Love : L’Arte Contemporanea incontra l’amore

Parlez-moi d’amour. Une quinzaine de stars de l’art contemporain ont été convoquées avec une ou plusieurs œuvres pour illustrer l’amour sous toutes ses facettes. À chacun des artistes et à chaque spectateur son interprétation : sensualité (Tom Wesselmann), amour de la patrie (Gilbert and George), amour et trahison (Tracey Emin), amour et quotidien (Joanna Vasconcelos), ironie (Francesco Vezzoli) et, pour finir, l’œuvre immersive de Yayoi Kusama, All the Eternal Love I Have for the Pumpkins, particulièrement opportune en ce mois de Thanksgiving. Vous avez droit à 20 secondes pour la voir, mais tout le temps que vous voudrez pour les autres œuvres. Une exposition reposante comme le cloître qui l’accueille.
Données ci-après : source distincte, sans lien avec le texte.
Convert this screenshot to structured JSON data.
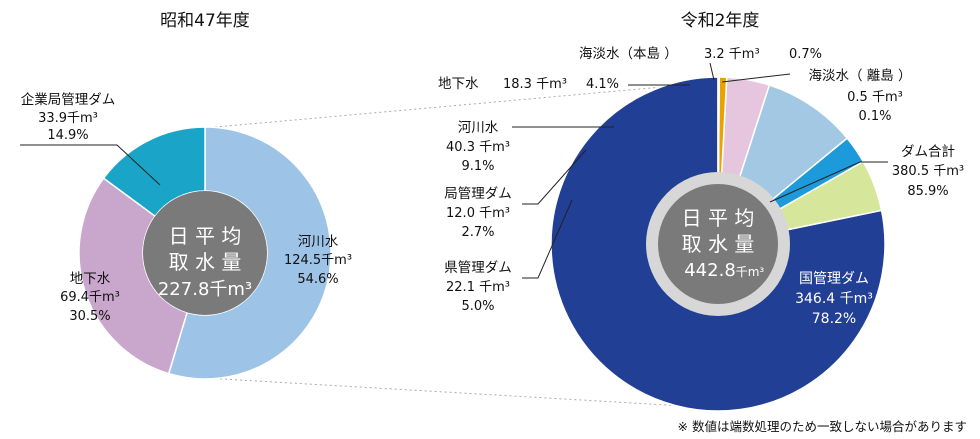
{
  "chart_data": [
    {
      "type": "pie",
      "variant": "donut",
      "title": "昭和47年度",
      "center": {
        "line1": "日 平 均",
        "line2": "取 水 量",
        "line3": "227.8千m³"
      },
      "slices": [
        {
          "label": "河川水",
          "value": 124.5,
          "value_text": "124.5千m³",
          "percent_text": "54.6%",
          "color": "#9dc3e6"
        },
        {
          "label": "地下水",
          "value": 69.4,
          "value_text": "69.4千m³",
          "percent_text": "30.5%",
          "color": "#c9a6cc"
        },
        {
          "label": "企業局管理ダム",
          "value": 33.9,
          "value_text": "33.9千m³",
          "percent_text": "14.9%",
          "color": "#1aa4c8"
        }
      ]
    },
    {
      "type": "pie",
      "title": "令和2年度",
      "center": {
        "line1": "日 平 均",
        "line2": "取 水 量",
        "line3": "442.8",
        "line3_unit": "千m³"
      },
      "slices": [
        {
          "label": "国管理ダム",
          "value": 346.4,
          "value_text": "346.4 千m³",
          "percent_text": "78.2%",
          "color": "#223f96"
        },
        {
          "label": "県管理ダム",
          "value": 22.1,
          "value_text": "22.1 千m³",
          "percent_text": "5.0%",
          "color": "#d6e69a"
        },
        {
          "label": "局管理ダム",
          "value": 12.0,
          "value_text": "12.0 千m³",
          "percent_text": "2.7%",
          "color": "#1d9ad9"
        },
        {
          "label": "河川水",
          "value": 40.3,
          "value_text": "40.3 千m³",
          "percent_text": "9.1%",
          "color": "#a3c8e4"
        },
        {
          "label": "地下水",
          "value": 18.3,
          "value_text": "18.3 千m³",
          "percent_text": "4.1%",
          "color": "#e6c5de"
        },
        {
          "label": "海淡水（本島 ）",
          "value": 3.2,
          "value_text": "3.2 千m³",
          "percent_text": "0.7%",
          "color": "#e9a200"
        },
        {
          "label": "海淡水（ 離島 ）",
          "value": 0.5,
          "value_text": "0.5 千m³",
          "percent_text": "0.1%",
          "color": "#e03030"
        }
      ],
      "group_annotation": {
        "label": "ダム合計",
        "value_text": "380.5 千m³",
        "percent_text": "85.9%"
      }
    }
  ],
  "footnote": "※ 数値は端数処理のため一致しない場合があります"
}
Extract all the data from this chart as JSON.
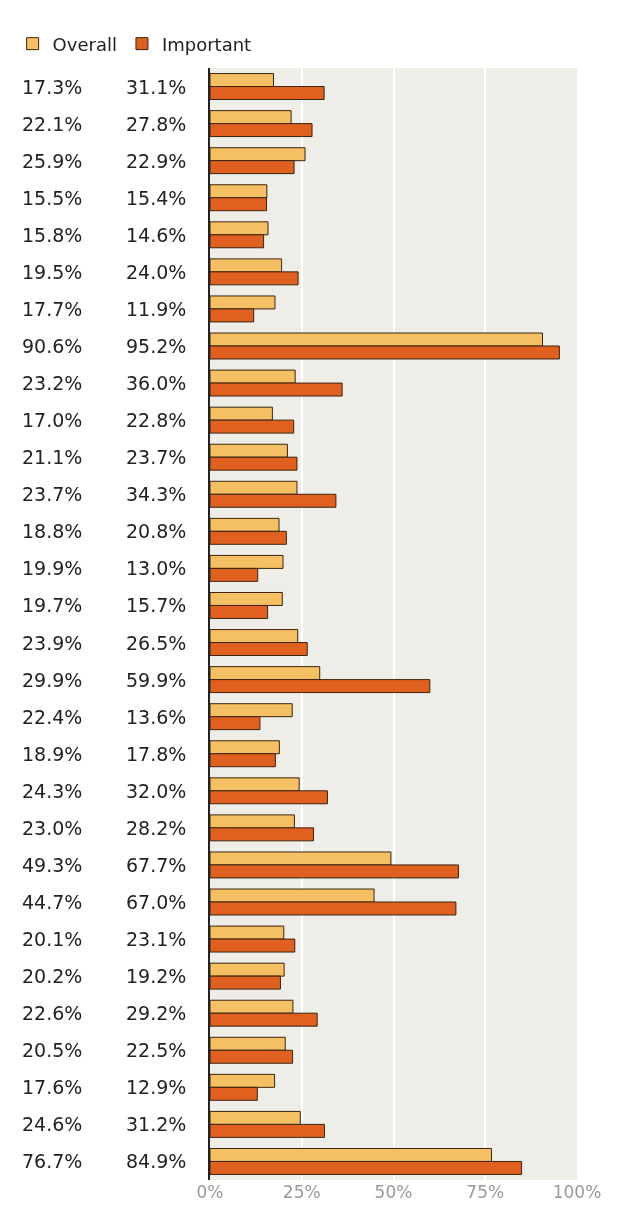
{
  "chart_data": {
    "type": "bar",
    "orientation": "horizontal",
    "categories": [
      null,
      null,
      null,
      null,
      null,
      null,
      null,
      null,
      null,
      null,
      null,
      null,
      null,
      null,
      null,
      null,
      null,
      null,
      null,
      null,
      null,
      null,
      null,
      null,
      null,
      null,
      null,
      null,
      null,
      null
    ],
    "series": [
      {
        "name": "Overall",
        "color": "#f5c063",
        "values": [
          17.3,
          22.1,
          25.9,
          15.5,
          15.8,
          19.5,
          17.7,
          90.6,
          23.2,
          17.0,
          21.1,
          23.7,
          18.8,
          19.9,
          19.7,
          23.9,
          29.9,
          22.4,
          18.9,
          24.3,
          23.0,
          49.3,
          44.7,
          20.1,
          20.2,
          22.6,
          20.5,
          17.6,
          24.6,
          76.7
        ],
        "value_labels": [
          "17.3%",
          "22.1%",
          "25.9%",
          "15.5%",
          "15.8%",
          "19.5%",
          "17.7%",
          "90.6%",
          "23.2%",
          "17.0%",
          "21.1%",
          "23.7%",
          "18.8%",
          "19.9%",
          "19.7%",
          "23.9%",
          "29.9%",
          "22.4%",
          "18.9%",
          "24.3%",
          "23.0%",
          "49.3%",
          "44.7%",
          "20.1%",
          "20.2%",
          "22.6%",
          "20.5%",
          "17.6%",
          "24.6%",
          "76.7%"
        ]
      },
      {
        "name": "Important",
        "color": "#e0611f",
        "values": [
          31.1,
          27.8,
          22.9,
          15.4,
          14.6,
          24.0,
          11.9,
          95.2,
          36.0,
          22.8,
          23.7,
          34.3,
          20.8,
          13.0,
          15.7,
          26.5,
          59.9,
          13.6,
          17.8,
          32.0,
          28.2,
          67.7,
          67.0,
          23.1,
          19.2,
          29.2,
          22.5,
          12.9,
          31.2,
          84.9
        ],
        "value_labels": [
          "31.1%",
          "27.8%",
          "22.9%",
          "15.4%",
          "14.6%",
          "24.0%",
          "11.9%",
          "95.2%",
          "36.0%",
          "22.8%",
          "23.7%",
          "34.3%",
          "20.8%",
          "13.0%",
          "15.7%",
          "26.5%",
          "59.9%",
          "13.6%",
          "17.8%",
          "32.0%",
          "28.2%",
          "67.7%",
          "67.0%",
          "23.1%",
          "19.2%",
          "29.2%",
          "22.5%",
          "12.9%",
          "31.2%",
          "84.9%"
        ]
      }
    ],
    "xlim": [
      0,
      100
    ],
    "xticks": [
      {
        "value": 0,
        "label": "0%"
      },
      {
        "value": 25,
        "label": "25%"
      },
      {
        "value": 50,
        "label": "50%"
      },
      {
        "value": 75,
        "label": "75%"
      },
      {
        "value": 100,
        "label": "100%"
      }
    ],
    "grid": "x",
    "legend": "top left"
  }
}
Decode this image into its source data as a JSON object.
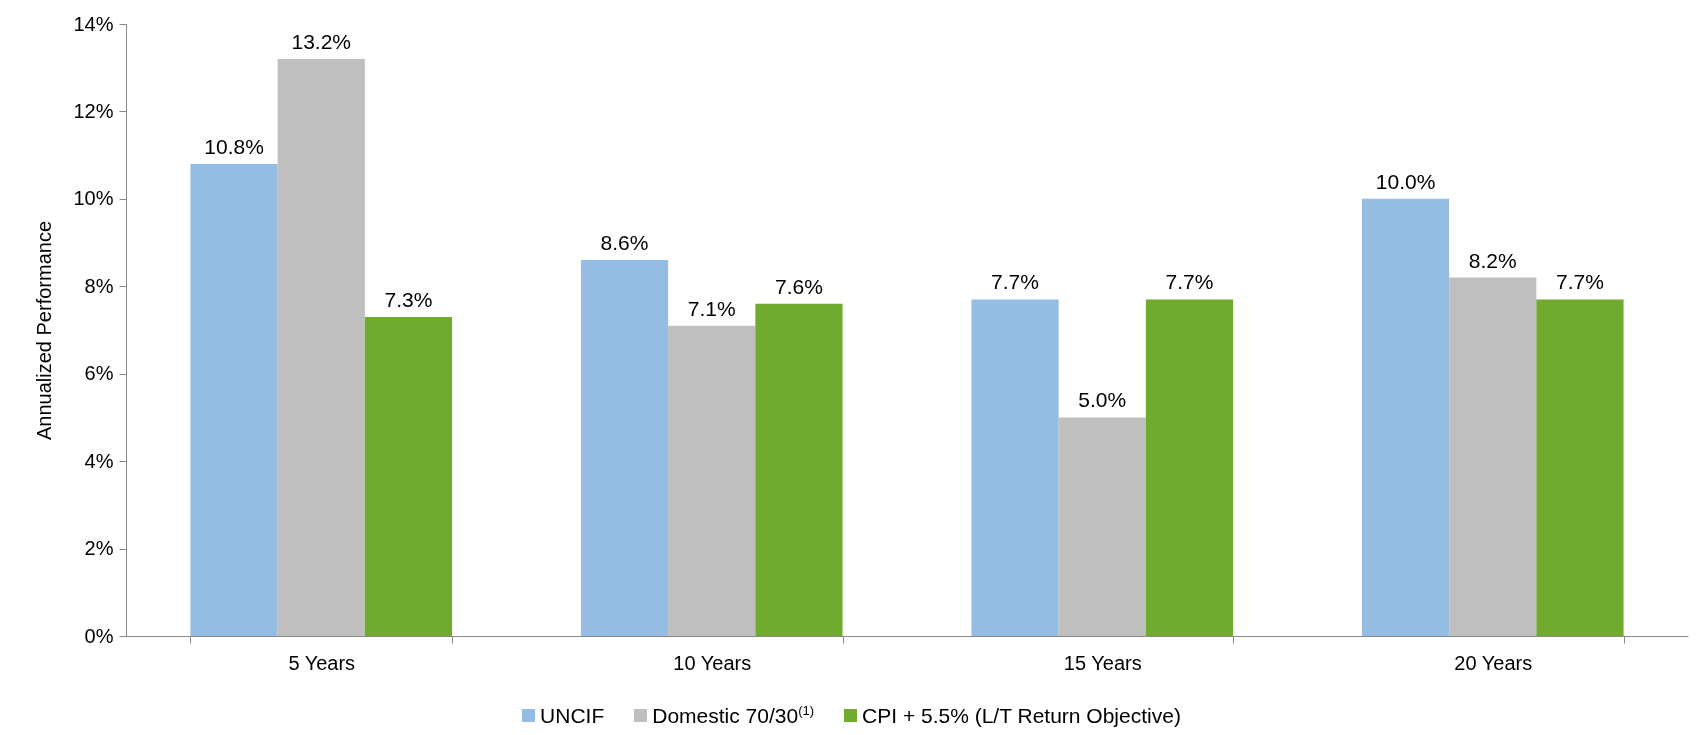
{
  "chart_data": {
    "type": "bar",
    "ylabel": "Annualized Performance",
    "categories": [
      "5 Years",
      "10 Years",
      "15 Years",
      "20 Years"
    ],
    "series": [
      {
        "name": "UNCIF",
        "color": "#95bde4",
        "values": [
          10.8,
          8.6,
          7.7,
          10.0
        ],
        "value_labels": [
          "10.8%",
          "8.6%",
          "7.7%",
          "10.0%"
        ]
      },
      {
        "name": "Domestic 70/30$^{(1)}$",
        "color": "#bfbfbf",
        "values": [
          13.2,
          7.1,
          5.0,
          8.2
        ],
        "value_labels": [
          "13.2%",
          "7.1%",
          "5.0%",
          "8.2%"
        ]
      },
      {
        "name": "CPI + 5.5% (L/T Return Objective)",
        "color": "#70aa2f",
        "values": [
          7.3,
          7.6,
          7.7,
          7.7
        ],
        "value_labels": [
          "7.3%",
          "7.6%",
          "7.7%",
          "7.7%"
        ]
      }
    ],
    "ylim": [
      0,
      14
    ],
    "yticks": [
      {
        "value": 0,
        "label": "0%"
      },
      {
        "value": 2,
        "label": "2%"
      },
      {
        "value": 4,
        "label": "4%"
      },
      {
        "value": 6,
        "label": "6%"
      },
      {
        "value": 8,
        "label": "8%"
      },
      {
        "value": 10,
        "label": "10%"
      },
      {
        "value": 12,
        "label": "12%"
      },
      {
        "value": 14,
        "label": "14%"
      }
    ],
    "grid": false,
    "legend": "bottom"
  }
}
Adriana Varejão : Azulejão

La grande salle elliptique de la galerie Gagosian se prête magnifiquement à la série de grands “carreaux” (180 x 180 cm) créés pour la galerie par l’artiste brésilienne (née en 1964) qui ne renie ni son héritage portugais, ni la colonisation et les échanges commerciaux qui ont lié les deux pays. Inspirée par les craquelures sur la porcelaine chinoise ancienne, Varejão recouvre ses toiles d’un plâtre plus ou moins épais qui se fissure et se rétracte en séchant, offrant une surface accidentée sur laquelle l’artiste peint en bleu et blanc des détails de motifs d’azulejo (un ange, une volute, un coquillage) dilatés jusqu’à l’abstraction. À la sortie, ni poétique ni océanique comme ce qui précédait, une seule sculpture d’un fragment de mur de carreaux dégoulinant de viscères et organes sanguinolents, un thème récurrent chez Varejão, qui fait écho ici aux excès de la sculpture romaine baroque (Rome Meat Ruin, 2016).

Shahzia Sikander : Ecstasy as sublime, Heart as vector

Il est difficile de traduire en quelques lignes la richesse créative de l’artiste pakistano-américaine (née en 1969). La trentaine de ses œuvres – vidéos, œuvres sur papier, animations – reflète sa passion pour la miniature orientale qu’elle subvertit en art plus contemporain, son intérêt pour le dynamisme des formes, et leur relation à l’espace et la technique. Parallax, 2013, sur une musique de Du Yun est une vidéo de 20 m de long basée sur des dessins de Sikander mis en mouvement par un logiciel. Le thème avoué est l’histoire du commerce maritime et du colonialisme autour du Détroit d’Hormuz. Si l’on n’a pas lu les explications, on se laisse porter par ces cascades de couleurs, ces abstraction colorées et géométriques. Dans l’une des séquences, l’artiste manipule les cheveux des Gopi, adoratrices de Krishna, les transformant en chauve-souris tournoyant dans un ballet réglé. À noter aussi Six Singing Spheres, 2016, une série de six dessins à l’encre et feuille d’or qui fait écho à la scène de Parallax. L’œuvre est de signification si complexe, si l’on en croit le catalogue, les commentaires de l’artiste et du commissaire, qu’une seule visite ne peut suffire. Elle aura néanmoins permis une immersion visuelle envoûtante. Sikander est maintenant exposée internationalement, souhaitons lui d’être vite accueillie en France.

Tesori Gotici dalla Slovacchia

...Hélas, fermé depuis le 13 novembre 2016, dans les salles du Quirinale.
Trente-six œuvres (peintures, sculptures, objets de culte) des 15ème et 16ème siècles, y compris les étonnantes sculptures réalistes en bois doré de Pavol de Levoca (1480-1546) illustrant des scènes de la Passion du Christ. On sait bien peu de choses de l’artiste, dont les œuvres sont considérées comme les plus belles du Gothique tardif slovaque, sinon qu’il sculpta le retable le plus haut d’Europe. Une exposition qui marquait la présidence slovaque du Conseil de l’Union Européenne pendant la deuxième moitié de 2016.